In tandem with the local consultant Dr Mark Krasnow the Willowflat Vineyard in the Awatere Valley, a site of free-draining alluvial gravel was chosen as the guinea pig: Krasnow measured the stem and leaf water potential of the vines every day over the critical post-veraison growing season of 2017 when these vines were not irrigated to see if they were too water-stressed. They were not and the irrigation was not switched on.

Since 2017 was a cooler season this worked well and trialling will continue. “There are just so many factors that are a massive bonus,” Christensen emphasises. “It’s not only about the water but also about the power used to pump it and the quality of fruit.” However, Christensen’s sphere is clearly in the cellar where she happily experiments with larger barrel sizes, wild ferments, whole bunch ferments and carbonic maceration.

In the coming season she will have a new toy to play with: a stainless steel egg fermentation vessel that one of the resident engineers managed to build.

Excitingly, Christensen has also brought tank samples of the final blends for the Yealands Estate Single Vineyard Pinot Noir 2017 and the Yealands Estate Winemaker’s Reserve Awatere Valley 2017. Both show the more slender and restrained nature of the cooler 2017 season which suits them well.

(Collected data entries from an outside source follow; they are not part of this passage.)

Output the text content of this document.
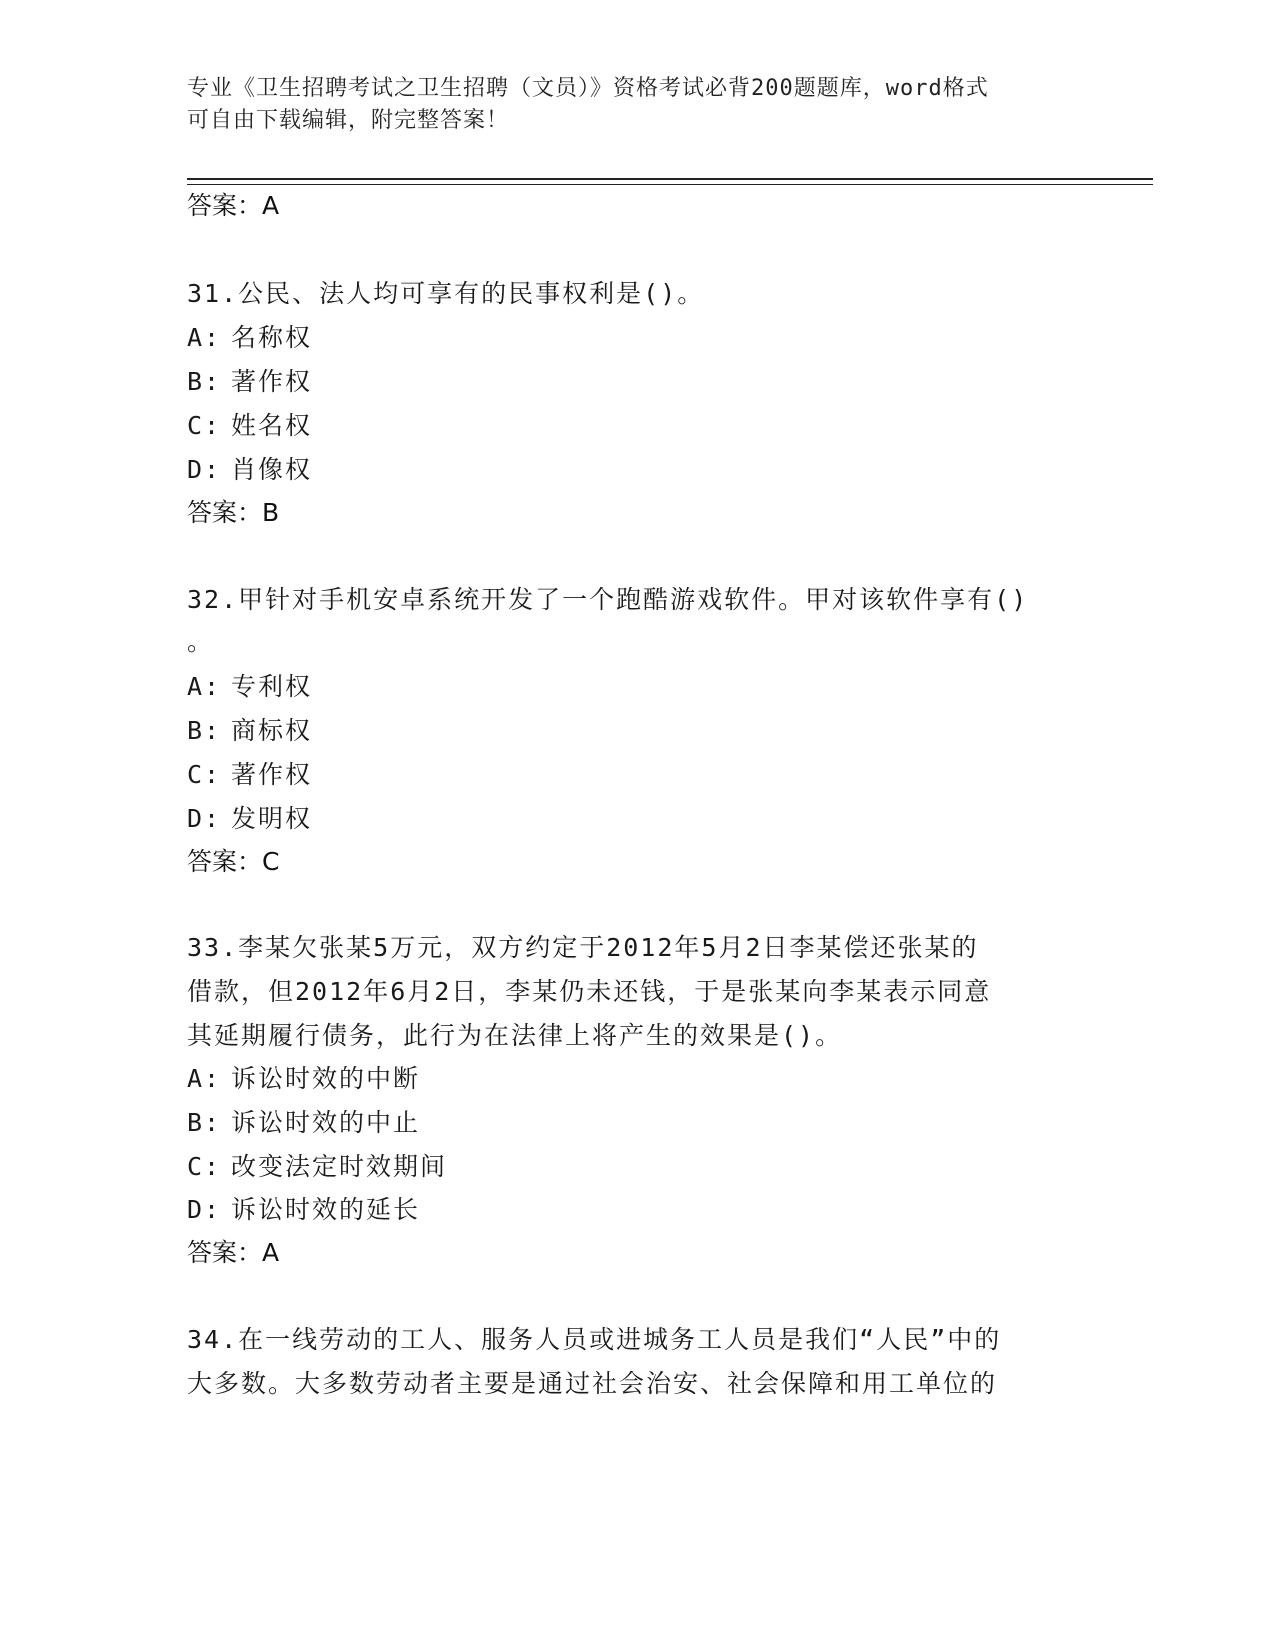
专业《卫生招聘考试之卫生招聘（文员）》资格考试必背200题题库，word格式
可自由下载编辑，附完整答案！
答案：A
31.公民、法人均可享有的民事权利是()。
A: 名称权
B: 著作权
C: 姓名权
D: 肖像权
答案：B
32.甲针对手机安卓系统开发了一个跑酷游戏软件。甲对该软件享有()
。
A: 专利权
B: 商标权
C: 著作权
D: 发明权
答案：C
33.李某欠张某5万元，双方约定于2012年5月2日李某偿还张某的
借款，但2012年6月2日，李某仍未还钱，于是张某向李某表示同意
其延期履行债务，此行为在法律上将产生的效果是()。
A: 诉讼时效的中断
B: 诉讼时效的中止
C: 改变法定时效期间
D: 诉讼时效的延长
答案：A
34.在一线劳动的工人、服务人员或进城务工人员是我们“人民”中的
大多数。大多数劳动者主要是通过社会治安、社会保障和用工单位的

While the Winemaker’s Reserve 2017 is clearly too young, the Single Vineyard Pinot Noir 2017 (whose award-winning 2016 counterpart retails for just £16) was full of promise with its lovely purity of fruit, fresh balance and tingling white pepper spice. It’ll be interesting to see what Christensen does next: she’s that wonderful combination of a pair of safe hands, level-headed optimism, great imagination and fun.